SVO Recording and Playback for Prototyping in Touch Designer

Hey,
to test the ux i want to setup an easy environment for prototyping in touch designer.
this includes:

  • playback of “normal” video with objects and overlays
  • synced playback of object detection data

i have recorded svo files of the scenes i want to test.
if i play the svo videos and apply the object detection and generate visible overlays of the detection in the video the svo video varys in playback speed.

assumptions:
1- so i guess the svo-file-playback speed is the capture rate of the images saved in the SVO file. is that true?

2 - setting the flag svo_realtime_mode to true causes using images’ timestamps. but documentation says “Enabling this parameter will bring the SDK closer(?!) to a real simulation when playing back a file by using the images’ timestamps.” so closer is not really linear/constant playback speed right? what is closer?

what is important to me is, that the playback, either linear(constant frame interval) or warped(capture rate), runs along the data in touch designer.

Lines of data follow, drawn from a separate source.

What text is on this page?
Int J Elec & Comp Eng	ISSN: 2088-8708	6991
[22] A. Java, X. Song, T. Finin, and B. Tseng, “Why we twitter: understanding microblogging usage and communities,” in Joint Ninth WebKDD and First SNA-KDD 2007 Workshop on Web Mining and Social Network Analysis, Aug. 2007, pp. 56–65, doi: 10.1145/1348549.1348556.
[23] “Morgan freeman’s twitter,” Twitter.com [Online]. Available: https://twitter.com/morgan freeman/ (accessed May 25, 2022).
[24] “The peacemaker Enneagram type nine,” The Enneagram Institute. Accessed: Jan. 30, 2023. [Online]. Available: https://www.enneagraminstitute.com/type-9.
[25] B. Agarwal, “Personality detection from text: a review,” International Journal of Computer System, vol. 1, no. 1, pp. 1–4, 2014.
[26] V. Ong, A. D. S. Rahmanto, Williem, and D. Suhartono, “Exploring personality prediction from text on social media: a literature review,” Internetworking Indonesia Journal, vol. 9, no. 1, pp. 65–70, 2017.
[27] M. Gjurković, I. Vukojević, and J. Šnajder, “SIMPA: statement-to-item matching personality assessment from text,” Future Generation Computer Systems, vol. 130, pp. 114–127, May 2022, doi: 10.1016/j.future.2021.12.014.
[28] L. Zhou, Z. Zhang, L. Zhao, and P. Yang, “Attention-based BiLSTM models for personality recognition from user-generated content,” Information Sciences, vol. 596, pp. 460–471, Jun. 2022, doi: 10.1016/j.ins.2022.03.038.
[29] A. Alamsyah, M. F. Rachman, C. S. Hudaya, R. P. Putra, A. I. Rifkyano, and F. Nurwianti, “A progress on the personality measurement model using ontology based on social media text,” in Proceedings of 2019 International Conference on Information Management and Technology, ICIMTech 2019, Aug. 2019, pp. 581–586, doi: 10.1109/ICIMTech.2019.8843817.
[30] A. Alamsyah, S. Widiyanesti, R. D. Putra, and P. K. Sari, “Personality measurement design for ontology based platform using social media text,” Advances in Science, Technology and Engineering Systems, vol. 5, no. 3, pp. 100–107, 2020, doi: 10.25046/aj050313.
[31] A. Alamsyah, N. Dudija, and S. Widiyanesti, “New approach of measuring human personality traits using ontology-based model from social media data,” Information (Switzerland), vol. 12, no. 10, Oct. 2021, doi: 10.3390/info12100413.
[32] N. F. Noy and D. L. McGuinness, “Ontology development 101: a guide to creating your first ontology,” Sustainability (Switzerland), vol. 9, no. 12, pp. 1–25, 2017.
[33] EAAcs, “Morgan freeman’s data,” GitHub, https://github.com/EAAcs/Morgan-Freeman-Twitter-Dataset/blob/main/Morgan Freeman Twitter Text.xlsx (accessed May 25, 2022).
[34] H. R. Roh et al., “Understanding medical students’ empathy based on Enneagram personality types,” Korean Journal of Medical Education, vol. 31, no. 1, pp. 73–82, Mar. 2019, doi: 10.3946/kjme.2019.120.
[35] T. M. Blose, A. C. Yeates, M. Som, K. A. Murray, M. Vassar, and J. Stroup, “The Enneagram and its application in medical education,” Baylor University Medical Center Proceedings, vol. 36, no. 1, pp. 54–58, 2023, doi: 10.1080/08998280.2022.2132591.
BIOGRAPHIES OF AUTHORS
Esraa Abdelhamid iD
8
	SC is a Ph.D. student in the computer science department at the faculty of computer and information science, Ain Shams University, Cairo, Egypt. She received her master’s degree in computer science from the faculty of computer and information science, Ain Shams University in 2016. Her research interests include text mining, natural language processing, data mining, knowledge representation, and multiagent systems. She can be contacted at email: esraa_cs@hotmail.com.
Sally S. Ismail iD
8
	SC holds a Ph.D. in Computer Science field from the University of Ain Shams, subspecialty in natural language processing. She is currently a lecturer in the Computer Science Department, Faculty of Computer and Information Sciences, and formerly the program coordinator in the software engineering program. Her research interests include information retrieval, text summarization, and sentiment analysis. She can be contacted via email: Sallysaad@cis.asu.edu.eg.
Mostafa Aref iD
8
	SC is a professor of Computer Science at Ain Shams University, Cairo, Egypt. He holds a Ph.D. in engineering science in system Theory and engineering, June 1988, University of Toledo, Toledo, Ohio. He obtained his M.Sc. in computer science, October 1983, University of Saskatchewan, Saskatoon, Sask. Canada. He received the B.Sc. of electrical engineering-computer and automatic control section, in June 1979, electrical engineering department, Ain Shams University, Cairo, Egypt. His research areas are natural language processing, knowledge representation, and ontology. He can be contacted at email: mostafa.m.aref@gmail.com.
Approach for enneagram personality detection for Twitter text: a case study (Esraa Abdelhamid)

another option i thought would be to save svo video timestamps in every OSC message. then have a playback logic in touchdesigner which runs along the OSC messages at Touchdesigner´s samplerate and jumps from frame to frame.
i would prefer to get “linear” data into touch designer though.

very curious about your answers ! :slight_smile:

Hey there @D300

1- so i guess the svo-file-playback speed is the capture rate of the images saved in the SVO file. is that true?

Not really, it should be the rate at which you call the grab method, if real time mode is not enabled.

2 - setting the flag svo_realtime_mode to true causes using images’ timestamps. but documentation says “Enabling this parameter will bring the SDK closer (?!) to a real simulation when playing back a file by using the images’ timestamps.” so closer is not really linear/constant playback speed right? what is closer?

Basically if when calling grab, the wall-clock timestamp is greater or equal to the timestamp of the next frame added to the wall-clock timestamp when starting the playback, the frame will immediately be returned.
If several frames are available (because the previous grab took too much time for example), the intermediary frames will be dropped.
If the timestamp is not reached yet, the grab will wait for the timestamp to be reached, with very short sleeps.

It should be very close to linear, though, pretty much as close as a live feed can get.